Il se passait en elle quelque chose de tout pareil à ce qui troublait l'esprit de l'enfant. Nouveauté des lieux, aventure, poésie flottante, étrangeté, tout cela entrait tout à coup dans son âme où régnait l'habituelle monotonie de vivre... Il lui semblait, à elle aussi, qu'on lui contait un conte. Ses émotions se succédaient, abondantes. Quoi! avant-hier Paris, quitté pour la première fois! Et depuis hier matin seulement, toutes ces visions de bleu, de lumière, de bateaux en marche, d'activité puissante et joyeuse, puis de naufrage et de tristesse! Il lui semblait avoir vécu plus d'une année depuis deux jours. Et pourtant, non, c'était avant-hier. Le tableau qui l'avait visitée, le jour d'avant, à son réveil, s'était fixé en contours précis et en couleurs violentes dans son cerveau étonné et tout neuf... Il s'y était peint, photographié et gravé à la fois, ineffaçablement, sur une plaque sympathique où les images nouvelles ne parvenaient pas à le noyer. Au-dessus de tout le reste, il revenait à tout instant, remontait, repassait...

—Es-tu lasse?

—Non, je suis heureuse.

—A quelle heure dîne-t-on?

—Quand madame et monsieur voudront, fit l'hôtesse qui entrait. Je viens préparer les tables.

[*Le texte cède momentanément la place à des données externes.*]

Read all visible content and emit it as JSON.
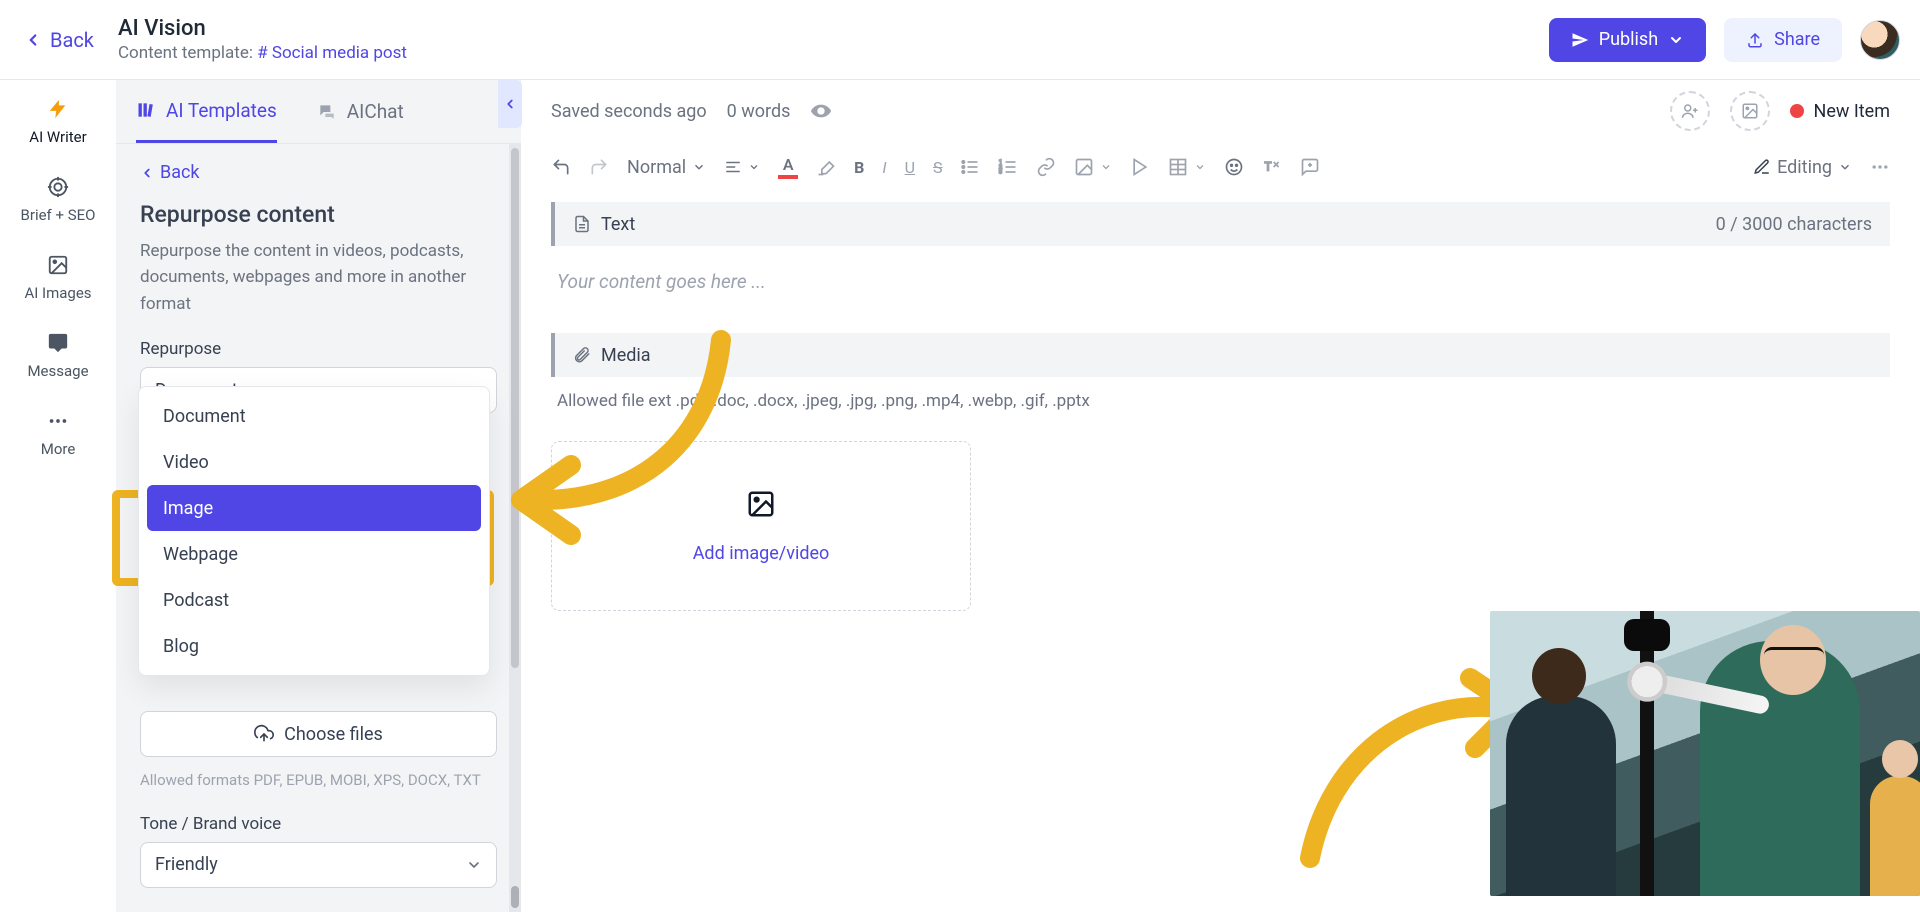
{
  "header": {
    "back": "Back",
    "title": "AI Vision",
    "template_label": "Content template:",
    "template_link": "# Social media post",
    "publish": "Publish",
    "share": "Share"
  },
  "leftnav": {
    "writer": "AI Writer",
    "brief": "Brief + SEO",
    "images": "AI Images",
    "message": "Message",
    "more": "More"
  },
  "tabs": {
    "templates": "AI Templates",
    "chat": "AIChat"
  },
  "panel": {
    "back": "Back",
    "title": "Repurpose content",
    "desc": "Repurpose the content in videos, podcasts, documents, webpages and more in another format",
    "repurpose_label": "Repurpose",
    "repurpose_value": "Document",
    "options": {
      "o0": "Document",
      "o1": "Video",
      "o2": "Image",
      "o3": "Webpage",
      "o4": "Podcast",
      "o5": "Blog"
    },
    "choose_files": "Choose files",
    "formats_hint": "Allowed formats PDF, EPUB, MOBI, XPS, DOCX, TXT",
    "tone_label": "Tone / Brand voice",
    "tone_value": "Friendly"
  },
  "editor": {
    "saved": "Saved seconds ago",
    "words": "0 words",
    "new_item": "New Item",
    "style_normal": "Normal",
    "editing": "Editing",
    "text_block": "Text",
    "char_counter": "0 / 3000 characters",
    "text_placeholder": "Your content goes here ...",
    "media_block": "Media",
    "allowed_ext": "Allowed file ext     .pdf, .doc, .docx, .jpeg, .jpg, .png, .mp4, .webp, .gif, .pptx",
    "add_media": "Add image/video"
  }
}
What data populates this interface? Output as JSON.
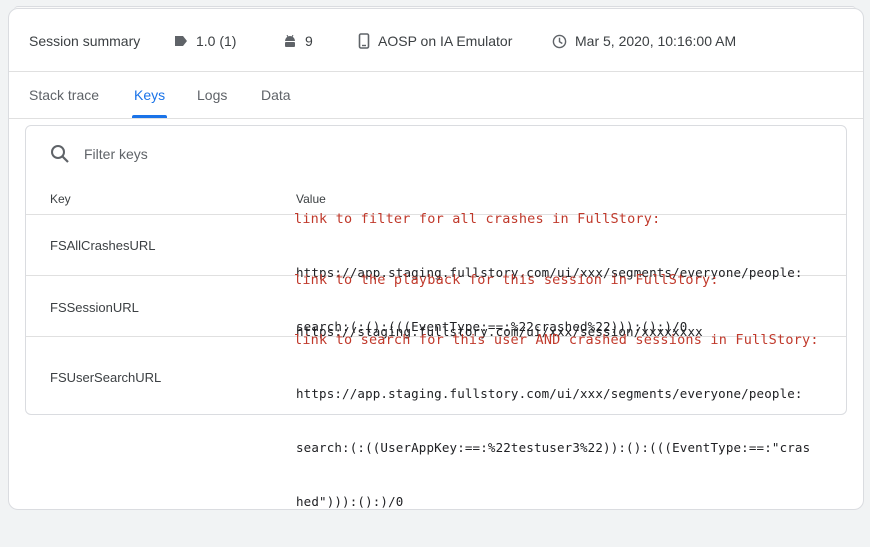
{
  "summary": {
    "title": "Session summary",
    "version": "1.0 (1)",
    "os_version": "9",
    "device": "AOSP on IA Emulator",
    "timestamp": "Mar 5, 2020, 10:16:00 AM"
  },
  "tabs": [
    {
      "label": "Stack trace",
      "active": false
    },
    {
      "label": "Keys",
      "active": true
    },
    {
      "label": "Logs",
      "active": false
    },
    {
      "label": "Data",
      "active": false
    }
  ],
  "filter": {
    "placeholder": "Filter keys"
  },
  "table": {
    "columns": [
      "Key",
      "Value"
    ],
    "rows": [
      {
        "key": "FSAllCrashesURL",
        "annotation": "link to filter for all crashes in FullStory:",
        "value_lines": [
          "https://app.staging.fullstory.com/ui/xxx/segments/everyone/people:",
          "search:(:():(((EventType:==:%22crashed%22))):():)/0"
        ]
      },
      {
        "key": "FSSessionURL",
        "annotation": "link to the playback for this session in FullStory:",
        "value_lines": [
          "https://staging.fullstory.com/ui/xxx/session/xxxxxxxx"
        ]
      },
      {
        "key": "FSUserSearchURL",
        "annotation": "link to search for this user AND crashed sessions in FullStory:",
        "value_lines": [
          "https://app.staging.fullstory.com/ui/xxx/segments/everyone/people:",
          "search:(:((UserAppKey:==:%22testuser3%22)):():(((EventType:==:\"cras",
          "hed\"))):():)/0"
        ]
      }
    ]
  },
  "colors": {
    "accent": "#1a73e8",
    "annotation": "#c0392b"
  },
  "icons": [
    "tag-icon",
    "android-icon",
    "phone-icon",
    "clock-icon",
    "search-icon"
  ]
}
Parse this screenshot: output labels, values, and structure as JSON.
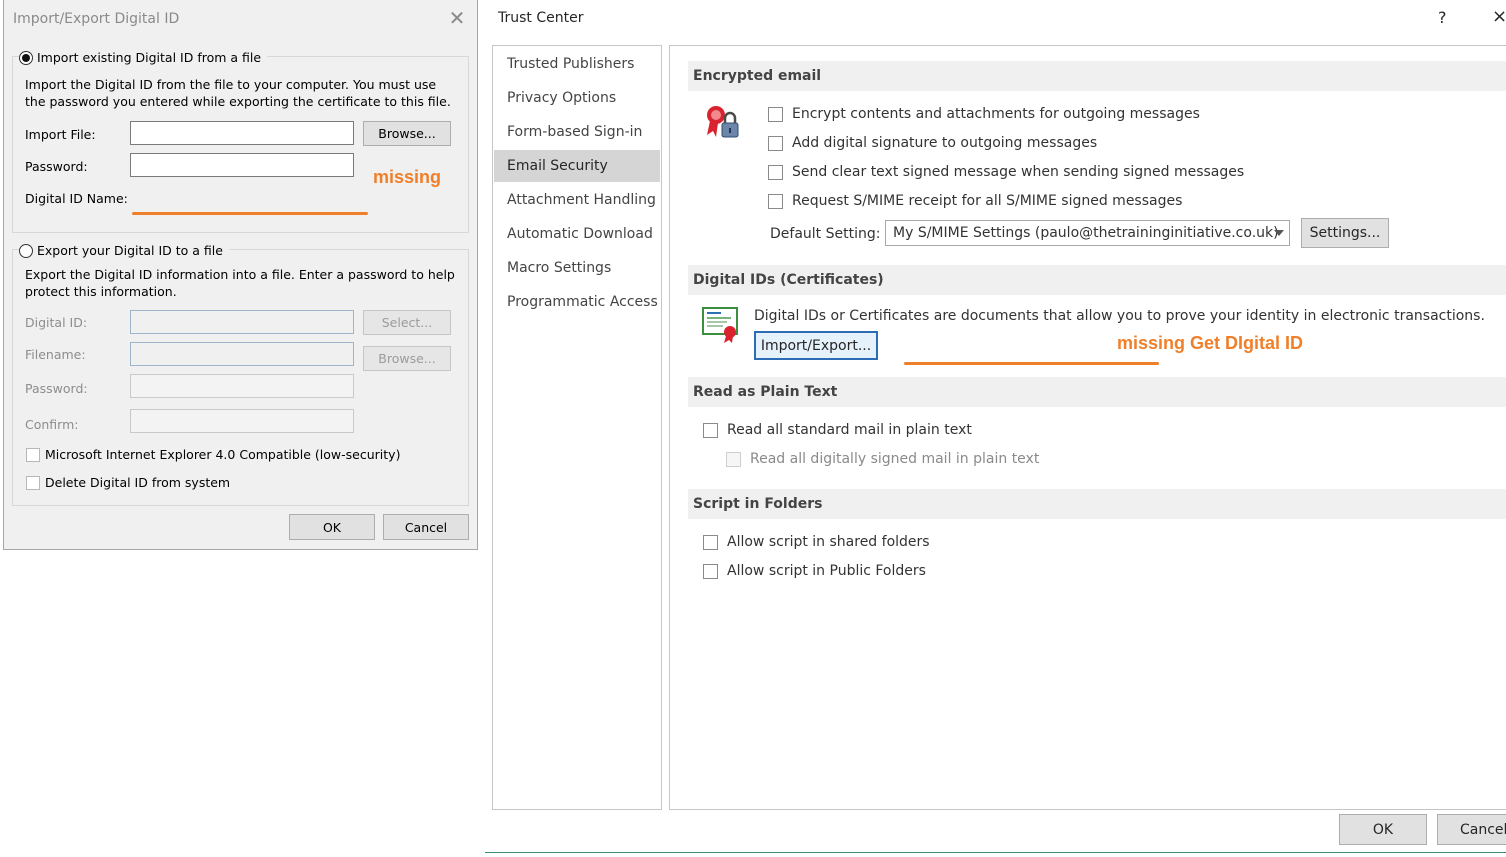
{
  "import_export_dialog": {
    "title": "Import/Export Digital ID",
    "import_section": {
      "radio_label": "Import existing Digital ID from a file",
      "description": "Import the Digital ID from the file to your computer. You must use the password you entered while exporting the certificate to this file.",
      "import_file_label": "Import File:",
      "browse_label": "Browse...",
      "password_label": "Password:",
      "digital_id_name_label": "Digital ID Name:"
    },
    "export_section": {
      "radio_label": "Export your Digital ID to a file",
      "description": "Export the Digital ID information into a file. Enter a password to help protect this information.",
      "digital_id_label": "Digital ID:",
      "select_label": "Select...",
      "filename_label": "Filename:",
      "browse_label": "Browse...",
      "password_label": "Password:",
      "confirm_label": "Confirm:",
      "ie_compat_label": "Microsoft Internet Explorer 4.0 Compatible (low-security)",
      "delete_label": "Delete Digital ID from system"
    },
    "ok_label": "OK",
    "cancel_label": "Cancel",
    "annotation": "missing"
  },
  "trust_center": {
    "title": "Trust Center",
    "help": "?",
    "close": "×",
    "nav": [
      {
        "label": "Trusted Publishers",
        "active": false
      },
      {
        "label": "Privacy Options",
        "active": false
      },
      {
        "label": "Form-based Sign-in",
        "active": false
      },
      {
        "label": "Email Security",
        "active": true
      },
      {
        "label": "Attachment Handling",
        "active": false
      },
      {
        "label": "Automatic Download",
        "active": false
      },
      {
        "label": "Macro Settings",
        "active": false
      },
      {
        "label": "Programmatic Access",
        "active": false
      }
    ],
    "encrypted_email": {
      "heading": "Encrypted email",
      "options": [
        "Encrypt contents and attachments for outgoing messages",
        "Add digital signature to outgoing messages",
        "Send clear text signed message when sending signed messages",
        "Request S/MIME receipt for all S/MIME signed messages"
      ],
      "default_setting_label": "Default Setting:",
      "default_setting_value": "My S/MIME Settings (paulo@thetraininginitiative.co.uk)",
      "settings_button": "Settings..."
    },
    "digital_ids": {
      "heading": "Digital IDs (Certificates)",
      "description": "Digital IDs or Certificates are documents that allow you to prove your identity in electronic transactions.",
      "import_export_button": "Import/Export...",
      "annotation": "missing Get DIgital ID"
    },
    "plain_text": {
      "heading": "Read as Plain Text",
      "read_standard": "Read all standard mail in plain text",
      "read_signed": "Read all digitally signed mail in plain text"
    },
    "script_in_folders": {
      "heading": "Script in Folders",
      "shared": "Allow script in shared folders",
      "public": "Allow script in Public Folders"
    },
    "ok_label": "OK",
    "cancel_label": "Cancel"
  }
}
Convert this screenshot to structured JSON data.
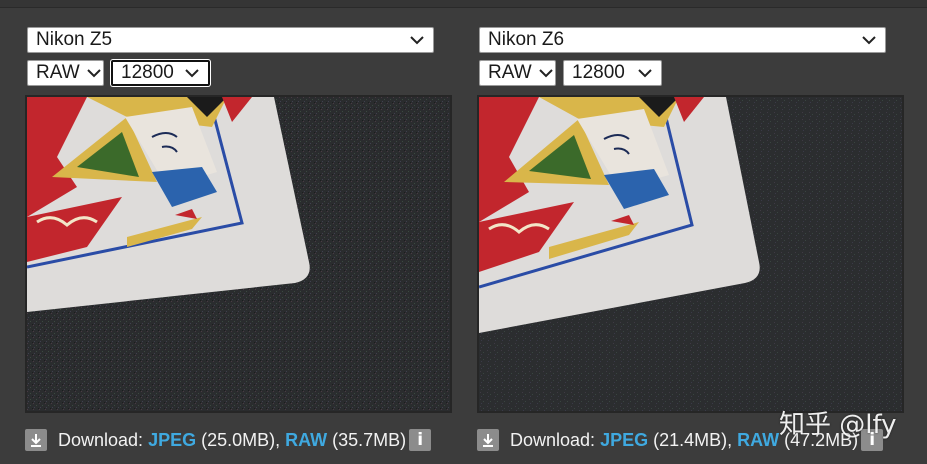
{
  "panes": [
    {
      "camera": "Nikon Z5",
      "mode": "RAW",
      "iso": "12800",
      "download": {
        "label": "Download:",
        "jpeg_label": "JPEG",
        "jpeg_size": "(25.0MB),",
        "raw_label": "RAW",
        "raw_size": "(35.7MB)"
      },
      "info_icon": "i"
    },
    {
      "camera": "Nikon Z6",
      "mode": "RAW",
      "iso": "12800",
      "download": {
        "label": "Download:",
        "jpeg_label": "JPEG",
        "jpeg_size": "(21.4MB),",
        "raw_label": "RAW",
        "raw_size": "(47.2MB)"
      },
      "info_icon": "i"
    }
  ],
  "watermark": "知乎 @lfy",
  "colors": {
    "background": "#3c3c3c",
    "link": "#3fa9e0",
    "dropdown_bg": "#ffffff",
    "icon_bg": "#8c8c8c"
  },
  "icons": [
    "chevron-down-icon",
    "download-icon",
    "info-icon"
  ]
}
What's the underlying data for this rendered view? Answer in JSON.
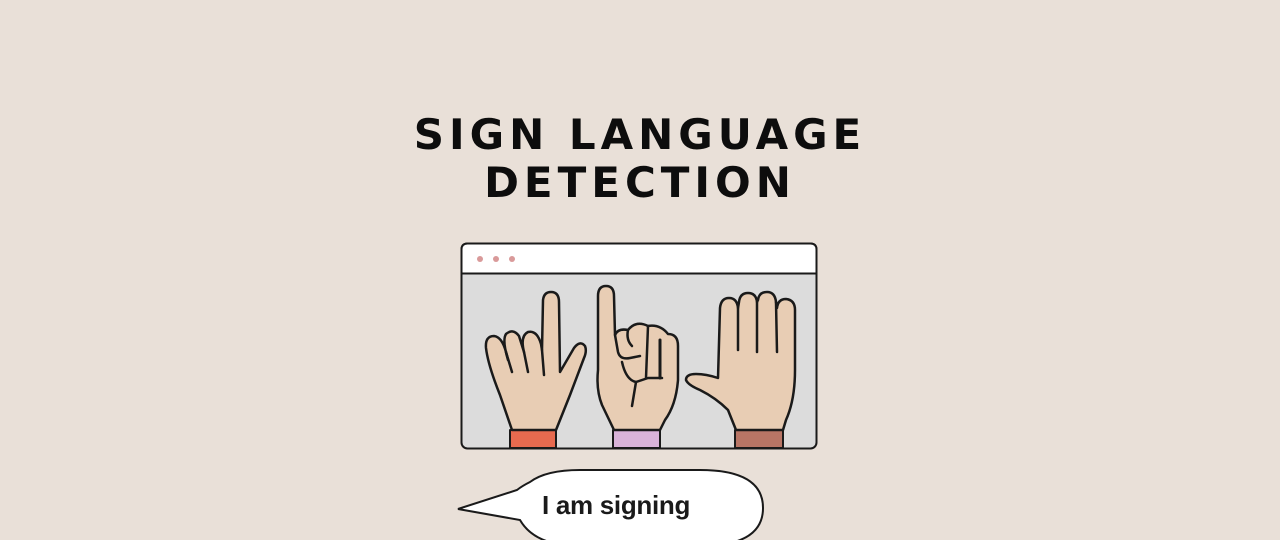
{
  "title": {
    "line1": "SIGN LANGUAGE",
    "line2": "DETECTION"
  },
  "window": {
    "dots": [
      "dot",
      "dot",
      "dot"
    ]
  },
  "hands": [
    {
      "name": "hand-sign-1",
      "cuff_color": "#e76a4f"
    },
    {
      "name": "hand-sign-2",
      "cuff_color": "#d9b3d9"
    },
    {
      "name": "hand-sign-3",
      "cuff_color": "#b87565"
    }
  ],
  "speech_bubble": {
    "text": "I am signing"
  },
  "colors": {
    "background": "#e9e0d8",
    "skin": "#e8cdb4",
    "window_fill": "#dcdcdc",
    "outline": "#1a1a1a",
    "dot": "#d99a9a"
  }
}
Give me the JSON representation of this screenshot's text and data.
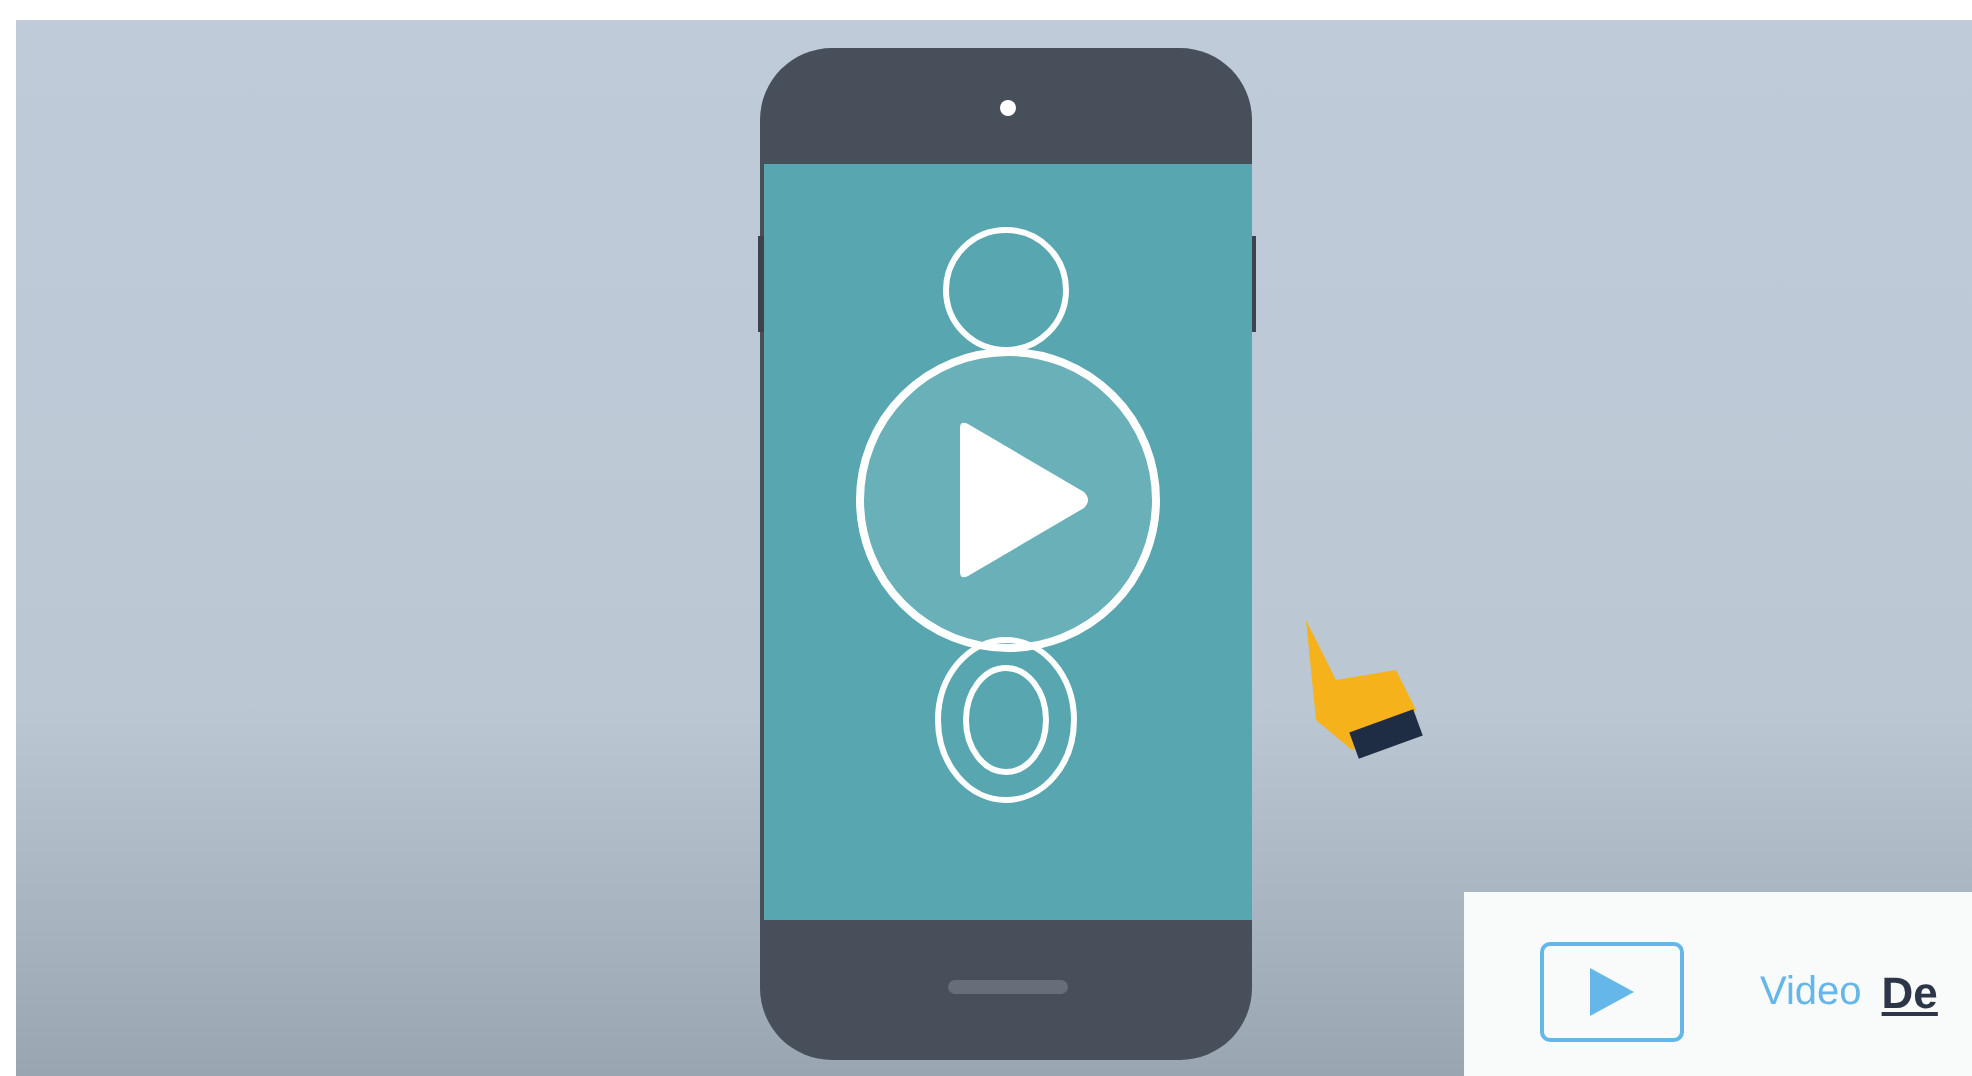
{
  "card": {
    "label": "Video",
    "title": "De"
  }
}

Elle en dressa deux. L'une avec trois couverts: celle de Marcant. L'autre avec deux couverts.

—C'est la table du commandant, dit-elle. Il causera avec son ami... Ça vous donnera des détails. Son ami, c'est ce gentil M. Dauphin qui, depuis deux mois, nous visite assez souvent... C'est un gros riche!... le fils d'un armateur de Marseille.

—Je sais, je sais, fit Marcant.

—Vous le connaissez? demanda familièrement l'aimable hôtesse.